1. Video cassette films: rental and part exchange
1.1 What this notice is about
It explains how to account for VAT on the supply of pre-recorded video cassette films to the public under rental and part-exchange arrangements. It also explains the difference between the 2 types of transaction.
1.2 What’s changed
Under section ‘Help us improve this notice’ the address for Customs and Indirect Tax Directorate has been updated.
1.3 Who should read this notice
It’s intended for businesses which supply pre-recorded video cassette films to the public under rental or part-exchange arrangements.
1.4 What are the differences between rental and part-exchange
In both cases, your customer may bring you a film and, probably, some money and receive another in return. But the way you must account for VAT on films you lend out is different from the treatment of films you sell by part-exchange.
In a rental scheme your customer borrows the film and must normally return it to you by a given date. The film remains your property. For VAT purposes you’re making a supply of services, the loan of the film, and you must account for VAT on the amount paid for the use of the film over the rental period.
In a part-exchange transaction you accept your customer’s film as payment, or part payment for another film which then becomes your customer’s property. For VAT purposes you’re making a supply of goods, the film itself, and you must account for VAT on the amount that your customer would have had to pay for the film if there had been no part-exchange.
If you sell or resell films that you have accepted in part-exchange, you may be able to use the second-hand margin scheme, see VAT Notice 718: the Margin Scheme and global accounting for second-hand goods, works of art, antiques and collectors’ items.
1.5 How to account for other charges
If you charge a fee or subscription for membership of your club or library you must account for VAT on the amount you charge. This applies even if you refund the membership fee when your customers give up their membership.
If you charge a refundable deposit for the safe return of a rented film, the deposit is not taxable. This applies even if you keep the deposit because the film is lost or damaged.

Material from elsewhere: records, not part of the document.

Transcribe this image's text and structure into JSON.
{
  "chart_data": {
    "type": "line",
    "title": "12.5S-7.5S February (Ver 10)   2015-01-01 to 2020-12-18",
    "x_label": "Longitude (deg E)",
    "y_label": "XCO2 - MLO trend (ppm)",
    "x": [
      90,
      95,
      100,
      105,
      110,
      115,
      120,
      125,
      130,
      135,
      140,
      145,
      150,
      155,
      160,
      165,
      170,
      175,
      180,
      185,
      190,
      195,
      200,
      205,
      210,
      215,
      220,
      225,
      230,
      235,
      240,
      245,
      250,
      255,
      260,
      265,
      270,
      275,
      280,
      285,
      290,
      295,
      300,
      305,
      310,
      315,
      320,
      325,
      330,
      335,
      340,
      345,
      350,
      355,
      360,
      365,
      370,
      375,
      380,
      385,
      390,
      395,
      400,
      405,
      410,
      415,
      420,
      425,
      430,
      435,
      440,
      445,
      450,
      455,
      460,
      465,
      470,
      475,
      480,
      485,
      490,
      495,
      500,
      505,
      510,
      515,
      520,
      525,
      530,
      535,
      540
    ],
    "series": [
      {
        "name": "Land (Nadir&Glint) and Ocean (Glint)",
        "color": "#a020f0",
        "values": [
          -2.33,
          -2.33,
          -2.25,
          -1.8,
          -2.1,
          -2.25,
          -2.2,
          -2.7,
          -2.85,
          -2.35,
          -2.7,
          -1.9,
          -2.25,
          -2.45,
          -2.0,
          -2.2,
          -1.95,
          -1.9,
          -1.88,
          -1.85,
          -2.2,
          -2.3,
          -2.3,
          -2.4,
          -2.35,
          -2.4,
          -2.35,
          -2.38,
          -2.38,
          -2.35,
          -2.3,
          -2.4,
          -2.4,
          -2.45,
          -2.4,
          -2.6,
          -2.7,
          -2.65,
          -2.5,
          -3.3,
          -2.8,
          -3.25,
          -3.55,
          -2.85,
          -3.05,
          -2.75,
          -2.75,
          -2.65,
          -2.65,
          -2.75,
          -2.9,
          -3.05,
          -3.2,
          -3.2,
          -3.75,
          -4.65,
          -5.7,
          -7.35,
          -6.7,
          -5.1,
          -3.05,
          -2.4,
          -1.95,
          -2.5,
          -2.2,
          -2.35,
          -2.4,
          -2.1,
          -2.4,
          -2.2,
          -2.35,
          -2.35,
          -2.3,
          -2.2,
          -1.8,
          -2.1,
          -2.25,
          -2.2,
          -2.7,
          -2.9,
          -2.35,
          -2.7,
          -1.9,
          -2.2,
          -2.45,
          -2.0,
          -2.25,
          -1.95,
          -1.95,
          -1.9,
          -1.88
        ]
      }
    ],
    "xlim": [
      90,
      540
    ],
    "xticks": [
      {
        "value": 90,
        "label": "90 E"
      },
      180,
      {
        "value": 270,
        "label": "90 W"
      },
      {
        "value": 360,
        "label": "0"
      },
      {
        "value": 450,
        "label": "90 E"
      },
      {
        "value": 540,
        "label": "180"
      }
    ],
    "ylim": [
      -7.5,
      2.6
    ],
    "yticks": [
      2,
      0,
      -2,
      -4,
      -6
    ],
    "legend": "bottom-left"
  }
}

If you charge for the late return of the film, then this counts as a further payment for use of the film, and you must account for VAT on the amount you charge. This applies whether you call the charge a ‘fine’, ‘excess charge’ or anything else.
1.6 If you use a retail scheme
If you use the Point of Sale Scheme you work out your output tax by including all membership fees and rental payments in your daily gross takings. The rules in paragraph 1.4 about part-exchange goods mean that your daily gross takings must include the value of any films you accept in part-exchange.
If you use the Direct Calculation Scheme and mark up your zero-rated purchases, you may include rental and membership income in your daily gross takings and perform your scheme calculation in the normal way.
If you use any other scheme, you must calculate VAT on rental and membership fees separately outside your normal retail scheme calculation. You must not include in such calculations the value of any videos bought for rental. This is because those schemes are ways of calculating VAT on goods bought for resale and are not suitable for calculating VAT on services.
1.7 Supplies of DVDs and video games
You may also supply DVDs and video games in a similar fashion, if so you should follow a similar approach.